Twenty-eight exhausted men reached Elephant Island after a harrowing ordeal on drifting ice floes. Realizing there was no chance of rescue, Shackleton set out with five men on an 800-mile (1,287 km) voyage in an open lifeboat, heading for South Georgia, where he knew there was a whaling station. He returned four months later with a ship, and against all odds rescued everyone who had originally set out on the expedition.
Retracing part of Shackleton’s legendary journey—and seeing the island where this incredible feat of courage and determination occurred—is a once-in-a-lifetime experience.

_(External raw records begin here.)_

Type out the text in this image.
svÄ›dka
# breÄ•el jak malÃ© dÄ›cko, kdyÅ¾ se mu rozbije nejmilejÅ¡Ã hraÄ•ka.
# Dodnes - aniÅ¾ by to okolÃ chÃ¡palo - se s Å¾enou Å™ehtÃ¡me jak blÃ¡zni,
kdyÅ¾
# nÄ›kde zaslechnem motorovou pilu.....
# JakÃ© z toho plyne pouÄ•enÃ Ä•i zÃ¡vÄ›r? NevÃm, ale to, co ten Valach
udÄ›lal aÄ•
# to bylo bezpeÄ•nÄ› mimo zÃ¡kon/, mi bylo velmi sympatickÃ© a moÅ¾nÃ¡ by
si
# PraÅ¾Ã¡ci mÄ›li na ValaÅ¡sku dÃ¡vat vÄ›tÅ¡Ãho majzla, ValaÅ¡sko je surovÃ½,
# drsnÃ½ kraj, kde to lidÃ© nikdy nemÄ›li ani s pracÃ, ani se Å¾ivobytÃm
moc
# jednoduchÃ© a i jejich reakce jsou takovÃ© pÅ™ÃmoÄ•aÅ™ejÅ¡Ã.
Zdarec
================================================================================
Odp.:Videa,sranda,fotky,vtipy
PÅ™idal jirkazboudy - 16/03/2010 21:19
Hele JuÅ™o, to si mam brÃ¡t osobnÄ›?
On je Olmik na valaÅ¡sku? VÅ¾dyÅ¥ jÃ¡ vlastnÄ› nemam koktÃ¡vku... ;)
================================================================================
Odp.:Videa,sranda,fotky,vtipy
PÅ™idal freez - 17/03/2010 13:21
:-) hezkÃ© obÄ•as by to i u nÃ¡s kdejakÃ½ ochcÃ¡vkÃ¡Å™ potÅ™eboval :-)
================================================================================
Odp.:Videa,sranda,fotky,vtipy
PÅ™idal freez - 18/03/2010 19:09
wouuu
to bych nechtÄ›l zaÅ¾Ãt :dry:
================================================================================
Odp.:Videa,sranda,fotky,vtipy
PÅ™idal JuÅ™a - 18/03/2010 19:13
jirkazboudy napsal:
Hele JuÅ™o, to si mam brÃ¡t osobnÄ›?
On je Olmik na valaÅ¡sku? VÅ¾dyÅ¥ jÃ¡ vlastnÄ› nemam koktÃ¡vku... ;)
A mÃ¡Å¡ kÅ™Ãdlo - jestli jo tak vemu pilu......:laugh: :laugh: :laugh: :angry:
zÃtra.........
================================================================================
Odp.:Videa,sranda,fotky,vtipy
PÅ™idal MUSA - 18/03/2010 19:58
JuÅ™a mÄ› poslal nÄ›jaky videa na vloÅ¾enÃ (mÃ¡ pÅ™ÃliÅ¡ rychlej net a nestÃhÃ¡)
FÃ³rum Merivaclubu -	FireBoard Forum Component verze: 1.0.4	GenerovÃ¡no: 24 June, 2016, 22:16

One of the earliest sightings of Elephant Island dates back to 1821, when the island was named after its many elephant seals. Almost 200 years later and there are still plenty of elephant seals to be seen, as well as Antarctic fur seals and leopard seals.
It may be named after a seal, but Elephant Island is a bird watcher’s paradise. Be on the lookout for cape and stormy petrels, sheathbills, and thousands of penguins, including chinstrap, Gentoo, and Macaroni.
At Point Wild, there’s the Endurance Memorial Site with its bust of Captain Pardo to commemorate the Chilean captain who rescued the Shackleton survivors, and Hampson Cove contains the wreckage of a wooden sailing vessel.